USAG — far too recently the subject of gauzy, hagiographic NBC fluff pieces — is credited with bringing the American women’s squad from its status in the Soviet days as terminal off-podium finishers to an era of truly awe-inspiring dominance (the U.S. women won the 2016 Olympic team gold by almost 10 full points). As Dvora Meyers has written in her seminal history of gymnastics scoring, “The End of the Perfect 10,” that era coincided with the refinement of Bela and Martha Karolyi’s “semi-centralized” method. Each national team member and her coach were summoned to a national training camp at the Karolyis’ Texas training center, known as “the Ranch,” once a month. Essentially, it was the closest American culture would allow to the old Eastern Bloc system of plucking promising gymnasts away from their families and spiriting them to a national facility from the age of 3.
Under that regime, the U.S. women’s team won 28 Olympic medals between 2004 and 2016, and a culture of abuse took hold, Meyers writes. As USAG looked on (and counted championships), Martha Karolyi reportedly ignored injuries, encouraged undereating and deprived athletes of adequate contact with their families. It was also the ideal environment for a predator such as Nassar, who became national team physician in 1996, two years after his first accusation of sexual assault was ignored. He continued his abuse for two decades, uninterrupted and unimpeded — most notably at the camps, where he cultivated a warm “buddy” and “confidant” reputation — sneaking the gymnasts treats, for example, to groom, confuse and silence these young women.
The sport’s governing body not only failed to report Nassar to law enforcement but — as an October lawsuit by 2000 Olympian Tasha Schwikert says — initially responded to the eventual 2014 investigation of Nassar in a manner as botched and unprofessional as it was disingenuous, and in some instances criminal. Schwikert claims that Penny asked her to vouch for USAG and even had her sign a predrafted statement that said, “I firmly believe USA Gymnastics always had my health and well-being top of mind.” The evidence-tampering charges against Penny — that he sought to have damning documents removed from the Karolyis’ facility — also point to an active coverup.

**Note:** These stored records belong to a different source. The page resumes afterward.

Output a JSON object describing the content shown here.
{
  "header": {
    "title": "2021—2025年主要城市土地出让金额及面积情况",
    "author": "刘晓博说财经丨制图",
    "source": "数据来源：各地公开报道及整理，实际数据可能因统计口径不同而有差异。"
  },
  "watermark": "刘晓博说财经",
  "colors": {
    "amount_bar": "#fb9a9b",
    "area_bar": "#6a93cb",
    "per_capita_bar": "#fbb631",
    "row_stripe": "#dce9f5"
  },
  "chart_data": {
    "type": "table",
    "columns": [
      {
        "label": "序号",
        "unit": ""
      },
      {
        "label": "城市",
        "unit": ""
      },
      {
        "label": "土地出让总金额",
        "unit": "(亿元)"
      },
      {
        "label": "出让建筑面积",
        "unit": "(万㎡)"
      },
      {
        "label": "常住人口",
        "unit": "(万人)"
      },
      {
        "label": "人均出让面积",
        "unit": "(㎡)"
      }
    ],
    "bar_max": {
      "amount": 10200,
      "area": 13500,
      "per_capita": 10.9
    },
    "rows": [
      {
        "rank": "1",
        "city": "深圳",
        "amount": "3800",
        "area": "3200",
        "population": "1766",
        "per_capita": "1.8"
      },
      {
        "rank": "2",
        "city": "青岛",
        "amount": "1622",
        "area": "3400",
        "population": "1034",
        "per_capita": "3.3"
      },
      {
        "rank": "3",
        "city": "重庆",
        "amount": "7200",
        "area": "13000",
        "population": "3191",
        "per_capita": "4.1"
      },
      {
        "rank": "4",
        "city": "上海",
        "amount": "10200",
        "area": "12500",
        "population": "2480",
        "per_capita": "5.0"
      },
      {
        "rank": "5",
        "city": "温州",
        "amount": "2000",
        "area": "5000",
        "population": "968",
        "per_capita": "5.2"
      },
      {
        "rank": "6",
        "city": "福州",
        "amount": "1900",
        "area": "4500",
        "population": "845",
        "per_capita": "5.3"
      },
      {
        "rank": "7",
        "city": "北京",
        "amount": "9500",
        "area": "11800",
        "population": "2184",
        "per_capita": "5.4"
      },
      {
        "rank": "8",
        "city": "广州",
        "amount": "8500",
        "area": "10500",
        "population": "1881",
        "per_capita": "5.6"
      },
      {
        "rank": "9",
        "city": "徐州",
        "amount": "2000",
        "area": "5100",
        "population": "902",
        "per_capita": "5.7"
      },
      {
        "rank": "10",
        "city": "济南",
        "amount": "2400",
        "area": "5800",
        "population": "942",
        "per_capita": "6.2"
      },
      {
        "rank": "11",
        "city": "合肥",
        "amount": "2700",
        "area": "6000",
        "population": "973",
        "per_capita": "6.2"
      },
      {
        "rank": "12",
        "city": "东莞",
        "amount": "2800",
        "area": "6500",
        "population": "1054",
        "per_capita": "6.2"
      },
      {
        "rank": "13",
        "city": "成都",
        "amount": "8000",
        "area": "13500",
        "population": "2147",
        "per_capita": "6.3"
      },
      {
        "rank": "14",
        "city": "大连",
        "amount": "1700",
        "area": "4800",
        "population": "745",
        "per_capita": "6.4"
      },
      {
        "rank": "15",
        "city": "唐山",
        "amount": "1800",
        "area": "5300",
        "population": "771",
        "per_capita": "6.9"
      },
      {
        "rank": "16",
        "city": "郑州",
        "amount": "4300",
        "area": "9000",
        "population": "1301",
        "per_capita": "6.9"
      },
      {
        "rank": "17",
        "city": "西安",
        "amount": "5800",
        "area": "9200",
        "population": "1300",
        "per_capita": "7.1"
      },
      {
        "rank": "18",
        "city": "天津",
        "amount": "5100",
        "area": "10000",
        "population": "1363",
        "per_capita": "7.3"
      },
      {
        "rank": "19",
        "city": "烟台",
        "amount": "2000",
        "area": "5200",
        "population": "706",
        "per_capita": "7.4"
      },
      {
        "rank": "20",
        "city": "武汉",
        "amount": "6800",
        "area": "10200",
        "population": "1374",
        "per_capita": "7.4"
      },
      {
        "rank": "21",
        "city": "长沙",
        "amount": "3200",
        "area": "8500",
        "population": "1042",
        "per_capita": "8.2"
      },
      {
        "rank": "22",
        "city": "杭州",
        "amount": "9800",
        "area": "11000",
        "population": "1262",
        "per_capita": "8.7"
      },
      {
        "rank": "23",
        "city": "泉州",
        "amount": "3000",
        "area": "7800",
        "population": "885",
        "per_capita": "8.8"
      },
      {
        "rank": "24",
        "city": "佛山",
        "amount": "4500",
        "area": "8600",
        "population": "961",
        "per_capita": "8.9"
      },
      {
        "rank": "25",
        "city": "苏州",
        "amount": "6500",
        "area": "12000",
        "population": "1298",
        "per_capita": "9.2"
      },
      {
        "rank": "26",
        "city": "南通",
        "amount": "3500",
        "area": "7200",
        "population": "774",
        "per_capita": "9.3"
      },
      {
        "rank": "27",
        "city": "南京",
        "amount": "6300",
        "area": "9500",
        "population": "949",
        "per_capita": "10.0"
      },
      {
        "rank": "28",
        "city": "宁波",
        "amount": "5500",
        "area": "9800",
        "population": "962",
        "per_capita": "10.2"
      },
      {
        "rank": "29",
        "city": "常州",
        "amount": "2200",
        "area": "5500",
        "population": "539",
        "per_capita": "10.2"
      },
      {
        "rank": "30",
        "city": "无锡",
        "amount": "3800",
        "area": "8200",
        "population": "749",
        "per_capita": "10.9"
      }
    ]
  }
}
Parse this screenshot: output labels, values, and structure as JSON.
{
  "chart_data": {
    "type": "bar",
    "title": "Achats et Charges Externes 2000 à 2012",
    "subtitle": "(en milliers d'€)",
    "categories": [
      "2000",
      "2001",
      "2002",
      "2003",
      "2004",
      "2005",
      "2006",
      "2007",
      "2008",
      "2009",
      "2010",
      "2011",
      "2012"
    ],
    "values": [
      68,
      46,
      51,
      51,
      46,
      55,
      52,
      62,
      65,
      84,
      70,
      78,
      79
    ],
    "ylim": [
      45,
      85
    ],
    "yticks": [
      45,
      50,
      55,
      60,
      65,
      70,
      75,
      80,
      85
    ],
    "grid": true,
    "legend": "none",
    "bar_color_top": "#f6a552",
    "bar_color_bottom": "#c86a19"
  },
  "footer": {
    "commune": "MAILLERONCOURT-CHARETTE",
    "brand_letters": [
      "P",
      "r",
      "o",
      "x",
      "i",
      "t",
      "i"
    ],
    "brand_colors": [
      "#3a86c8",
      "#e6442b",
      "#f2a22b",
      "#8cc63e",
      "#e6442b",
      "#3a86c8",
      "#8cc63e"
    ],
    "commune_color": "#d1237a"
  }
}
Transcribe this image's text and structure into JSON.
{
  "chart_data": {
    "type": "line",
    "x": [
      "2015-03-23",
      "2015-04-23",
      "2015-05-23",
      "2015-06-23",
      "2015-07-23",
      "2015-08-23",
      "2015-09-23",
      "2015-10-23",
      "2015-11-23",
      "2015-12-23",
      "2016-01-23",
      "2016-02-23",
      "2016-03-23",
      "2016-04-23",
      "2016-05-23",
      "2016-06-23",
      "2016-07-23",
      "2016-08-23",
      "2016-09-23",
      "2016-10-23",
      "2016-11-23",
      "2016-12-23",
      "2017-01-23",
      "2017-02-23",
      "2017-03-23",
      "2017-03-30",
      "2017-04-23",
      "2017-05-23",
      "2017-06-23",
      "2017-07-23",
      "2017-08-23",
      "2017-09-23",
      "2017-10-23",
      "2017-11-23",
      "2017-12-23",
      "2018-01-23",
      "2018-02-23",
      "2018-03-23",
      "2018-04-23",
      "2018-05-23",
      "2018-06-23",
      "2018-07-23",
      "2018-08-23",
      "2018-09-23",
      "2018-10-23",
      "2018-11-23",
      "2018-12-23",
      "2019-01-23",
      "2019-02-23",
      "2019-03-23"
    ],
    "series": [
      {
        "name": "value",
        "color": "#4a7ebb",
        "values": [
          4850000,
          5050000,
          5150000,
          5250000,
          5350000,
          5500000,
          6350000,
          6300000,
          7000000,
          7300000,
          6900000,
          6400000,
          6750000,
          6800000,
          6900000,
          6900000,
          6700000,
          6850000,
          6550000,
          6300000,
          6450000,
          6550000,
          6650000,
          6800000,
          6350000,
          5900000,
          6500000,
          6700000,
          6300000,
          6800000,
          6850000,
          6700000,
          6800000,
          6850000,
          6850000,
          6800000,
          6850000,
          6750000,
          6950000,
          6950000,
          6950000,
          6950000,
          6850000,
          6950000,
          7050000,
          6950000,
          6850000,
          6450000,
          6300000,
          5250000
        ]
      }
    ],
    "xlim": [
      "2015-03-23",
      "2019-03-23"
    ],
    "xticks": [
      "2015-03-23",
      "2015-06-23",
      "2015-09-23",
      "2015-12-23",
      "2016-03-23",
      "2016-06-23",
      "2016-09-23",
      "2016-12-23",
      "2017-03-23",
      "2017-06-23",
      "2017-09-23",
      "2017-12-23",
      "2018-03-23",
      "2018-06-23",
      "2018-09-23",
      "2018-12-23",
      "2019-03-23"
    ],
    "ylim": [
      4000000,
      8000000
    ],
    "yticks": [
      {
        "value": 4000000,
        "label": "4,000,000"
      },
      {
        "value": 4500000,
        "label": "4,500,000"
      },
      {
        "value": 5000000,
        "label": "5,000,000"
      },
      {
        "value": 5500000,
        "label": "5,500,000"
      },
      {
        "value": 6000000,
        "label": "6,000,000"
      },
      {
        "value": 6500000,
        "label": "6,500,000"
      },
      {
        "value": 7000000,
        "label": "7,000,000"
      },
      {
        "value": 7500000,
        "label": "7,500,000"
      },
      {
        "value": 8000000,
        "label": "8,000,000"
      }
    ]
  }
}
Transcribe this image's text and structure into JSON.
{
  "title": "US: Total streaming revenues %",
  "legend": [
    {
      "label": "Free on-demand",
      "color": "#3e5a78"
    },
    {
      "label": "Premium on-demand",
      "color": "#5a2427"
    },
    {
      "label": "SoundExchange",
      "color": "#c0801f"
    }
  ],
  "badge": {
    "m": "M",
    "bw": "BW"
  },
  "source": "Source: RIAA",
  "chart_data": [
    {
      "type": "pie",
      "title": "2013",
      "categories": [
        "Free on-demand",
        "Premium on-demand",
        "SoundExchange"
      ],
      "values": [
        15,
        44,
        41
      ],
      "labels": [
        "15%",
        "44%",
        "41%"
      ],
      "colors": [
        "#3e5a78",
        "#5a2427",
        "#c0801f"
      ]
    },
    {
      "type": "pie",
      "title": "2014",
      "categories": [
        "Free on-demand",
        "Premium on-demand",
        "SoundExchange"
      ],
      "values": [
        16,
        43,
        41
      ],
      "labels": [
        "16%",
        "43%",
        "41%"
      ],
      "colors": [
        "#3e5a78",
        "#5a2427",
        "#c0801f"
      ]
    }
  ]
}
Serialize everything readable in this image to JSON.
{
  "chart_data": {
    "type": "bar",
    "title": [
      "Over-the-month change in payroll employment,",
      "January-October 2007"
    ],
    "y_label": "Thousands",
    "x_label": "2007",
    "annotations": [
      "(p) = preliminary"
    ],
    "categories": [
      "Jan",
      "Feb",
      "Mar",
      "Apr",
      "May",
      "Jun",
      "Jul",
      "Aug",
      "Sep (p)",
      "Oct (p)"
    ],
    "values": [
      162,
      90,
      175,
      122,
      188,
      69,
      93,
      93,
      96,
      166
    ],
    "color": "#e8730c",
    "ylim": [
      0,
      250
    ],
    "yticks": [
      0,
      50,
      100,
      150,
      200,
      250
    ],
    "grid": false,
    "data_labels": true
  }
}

As much the plaintiffs deserve financial compensation, a simple payoff does not constitute a “full and final” resolution. The survivors are also owed due process. They are owed a legal decision that codifies and affirms the truth of what happened: Obsessed with the mounting medal count, the organization that was supposed to be their voice dismissed the mounting evidence against the predator in their midst and then tried to hide its role in this stomach-churning behavior.
Still, USAG has a chance to make it right. If the Chapter 11 process is completed swiftly — without a concerted effort to pay off the survivors with settlements as part of the bankruptcy proceedings — then the litigations, including the crucial discovery process, can resume. Then the organization can finally bear responsibility, in a court of law, for the woeful dereliction of its most important duty: to act as protector and advocate for the hundreds of thousands of young athletes made vulnerable by the very system it created. Then, and only then, will USA Gymnastics even begin to rebuild itself from the only kind of bankruptcy that really matters.